Well, not really my moral core.

But yesterday I was mortified to find myself actually responding to a text message in the middle of class.  And while I normally feel no great compulsion to give public confessions,  this is different.  Because  just a week before, I had gently admonished a student who did the same thing.

I was showing a brief video excerpt to the class. The room was dark. Suddenly, I felt the vibrations from my new Blackberry storm in my shirt pocket. When I looked down, I saw the name of the sender who — whatever they were sending — could not have conceivably been the source of an emergency message. In other words, I could’ve waited.   Easily.

Except that it wasn’t easy.

I couldn’t wait, and I actually hid  the Blackberry from the class’es view and checked the message.  Not only could it have waited, but I easily could have deleted it without opening it.

Aside from the fact that my Blackberry will now be turned off during class,  it is probably a media professor’s occupational hazard  that I can’t stop thinking about it.  Why in the world did I feel a temporary, almost irresistible, compulsion to open that message?  What information or psychic benefit did I imagine I would be missing if I waited twenty minutes until the end of class? Why was I unable to even think twice before I lost the kind of digital patience that I expect from students during class?

The answer isn’t that profound. We live in a society, and are immersed in a culture, in which the definition of connectedness keeps changing.  We are sold devices that promise permanent connectedness. Our digital commercial culture regularly reminds us that even one moment out of the loop might be the precise moment in which we miss that once-in-a-lifetime message. We come to imagine that the costs of disconnectedness are too great to even imagine.

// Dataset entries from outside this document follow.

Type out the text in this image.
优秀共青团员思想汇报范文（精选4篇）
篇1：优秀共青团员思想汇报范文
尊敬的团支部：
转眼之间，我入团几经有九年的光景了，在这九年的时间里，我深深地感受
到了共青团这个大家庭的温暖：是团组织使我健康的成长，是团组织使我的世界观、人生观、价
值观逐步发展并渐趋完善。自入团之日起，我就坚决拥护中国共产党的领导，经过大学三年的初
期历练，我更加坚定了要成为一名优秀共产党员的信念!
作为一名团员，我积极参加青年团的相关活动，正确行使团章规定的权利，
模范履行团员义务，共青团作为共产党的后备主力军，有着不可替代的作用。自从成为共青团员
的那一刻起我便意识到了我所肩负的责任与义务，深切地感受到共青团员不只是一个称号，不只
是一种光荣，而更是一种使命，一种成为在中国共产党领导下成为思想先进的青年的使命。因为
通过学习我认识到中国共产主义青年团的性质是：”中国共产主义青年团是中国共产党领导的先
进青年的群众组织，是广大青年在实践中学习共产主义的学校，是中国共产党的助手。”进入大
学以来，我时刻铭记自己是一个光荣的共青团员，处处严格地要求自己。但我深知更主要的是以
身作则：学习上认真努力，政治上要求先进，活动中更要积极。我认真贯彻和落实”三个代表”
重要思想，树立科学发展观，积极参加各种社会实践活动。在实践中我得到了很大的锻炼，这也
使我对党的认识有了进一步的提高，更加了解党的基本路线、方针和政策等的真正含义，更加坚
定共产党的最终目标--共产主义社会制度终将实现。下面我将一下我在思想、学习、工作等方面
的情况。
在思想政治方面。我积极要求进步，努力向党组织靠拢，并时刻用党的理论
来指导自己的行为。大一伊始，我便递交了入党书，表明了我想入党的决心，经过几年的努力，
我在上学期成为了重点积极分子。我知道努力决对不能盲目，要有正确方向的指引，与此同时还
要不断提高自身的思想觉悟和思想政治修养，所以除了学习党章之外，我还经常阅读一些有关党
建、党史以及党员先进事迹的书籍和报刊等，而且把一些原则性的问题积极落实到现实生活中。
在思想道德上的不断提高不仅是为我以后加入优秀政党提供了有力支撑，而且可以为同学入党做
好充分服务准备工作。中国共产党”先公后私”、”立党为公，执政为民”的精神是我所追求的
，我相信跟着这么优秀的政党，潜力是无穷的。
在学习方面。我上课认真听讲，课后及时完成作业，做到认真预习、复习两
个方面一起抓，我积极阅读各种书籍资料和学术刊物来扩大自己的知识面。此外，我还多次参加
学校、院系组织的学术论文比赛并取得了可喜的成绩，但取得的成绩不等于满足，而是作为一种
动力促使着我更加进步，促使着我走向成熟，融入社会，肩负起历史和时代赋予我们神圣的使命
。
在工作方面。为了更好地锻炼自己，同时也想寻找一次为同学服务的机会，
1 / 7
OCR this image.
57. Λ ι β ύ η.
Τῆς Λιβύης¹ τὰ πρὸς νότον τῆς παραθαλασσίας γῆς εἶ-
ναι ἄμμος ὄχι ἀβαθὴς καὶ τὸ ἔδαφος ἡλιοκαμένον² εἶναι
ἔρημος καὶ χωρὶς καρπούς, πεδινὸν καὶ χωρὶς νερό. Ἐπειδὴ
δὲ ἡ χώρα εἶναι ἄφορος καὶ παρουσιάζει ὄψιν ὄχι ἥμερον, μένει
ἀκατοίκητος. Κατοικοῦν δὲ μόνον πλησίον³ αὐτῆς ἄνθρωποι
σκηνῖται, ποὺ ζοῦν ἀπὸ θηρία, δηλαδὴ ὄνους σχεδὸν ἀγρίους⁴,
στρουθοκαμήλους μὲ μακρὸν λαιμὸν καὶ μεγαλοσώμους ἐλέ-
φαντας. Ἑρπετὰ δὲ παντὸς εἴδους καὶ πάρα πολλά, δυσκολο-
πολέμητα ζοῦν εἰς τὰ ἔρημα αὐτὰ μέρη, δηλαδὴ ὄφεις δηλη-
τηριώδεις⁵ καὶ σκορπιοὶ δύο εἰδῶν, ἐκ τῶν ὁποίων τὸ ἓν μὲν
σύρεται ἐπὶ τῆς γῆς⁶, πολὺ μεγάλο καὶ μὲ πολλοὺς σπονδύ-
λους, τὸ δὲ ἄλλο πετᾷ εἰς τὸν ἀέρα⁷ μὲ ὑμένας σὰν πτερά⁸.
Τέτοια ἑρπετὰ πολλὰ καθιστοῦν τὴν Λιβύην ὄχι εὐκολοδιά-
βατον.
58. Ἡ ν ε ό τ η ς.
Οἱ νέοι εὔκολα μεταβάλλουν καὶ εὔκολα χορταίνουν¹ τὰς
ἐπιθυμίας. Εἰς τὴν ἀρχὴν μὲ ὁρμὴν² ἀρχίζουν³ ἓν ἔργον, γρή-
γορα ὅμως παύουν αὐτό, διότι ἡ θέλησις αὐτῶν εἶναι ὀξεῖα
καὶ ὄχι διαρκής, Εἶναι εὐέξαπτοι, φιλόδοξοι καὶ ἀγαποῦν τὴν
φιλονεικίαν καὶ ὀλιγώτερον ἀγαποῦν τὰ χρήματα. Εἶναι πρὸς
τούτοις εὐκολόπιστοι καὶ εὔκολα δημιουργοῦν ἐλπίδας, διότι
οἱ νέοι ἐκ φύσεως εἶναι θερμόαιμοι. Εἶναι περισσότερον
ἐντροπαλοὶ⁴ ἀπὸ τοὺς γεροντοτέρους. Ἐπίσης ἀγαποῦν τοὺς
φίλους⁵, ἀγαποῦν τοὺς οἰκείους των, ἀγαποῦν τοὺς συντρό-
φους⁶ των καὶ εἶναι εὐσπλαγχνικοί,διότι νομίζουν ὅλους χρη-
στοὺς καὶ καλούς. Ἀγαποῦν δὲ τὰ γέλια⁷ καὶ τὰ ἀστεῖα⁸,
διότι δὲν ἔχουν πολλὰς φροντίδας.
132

My brief moment of surreptitious texting also reminded me that,  only a year or two ago,  even a compulsive guy like me could wait several hours to read my e-mail. Yet yesterday I found myself easily slipping into a series of imagined, implausible scenarios in which failing to open one stupid e-mail could have all sorts of catastrophic consequences.

Is this crazy or what?  Of course it is. And I can’t avoid thinking that there may even be some embarrassing amount of grandiosity in imagining that there was some urgent reason that I in particular had to open that particular message. Who do I think I am?

Of course I don’t want to do it again. But I am too aware of my own fears and insecurities to say that it won’t be a struggle. Even as I write this, I feel a small twinge of anxiety just contemplating an hour or two of disconnectedness.

And I don’t like the feeling.

5 thoughts on “How I Got a Blackberry and Lost My Moral Core

  1. Hey, don’t feel bad — at least your phone didn’t have an slightly embarrassing ringtone from the broadway show “Spring Awakening” that rang out in the middle of class today…

    Sorry about that, by the way. People normally know that I actually go to school during the day.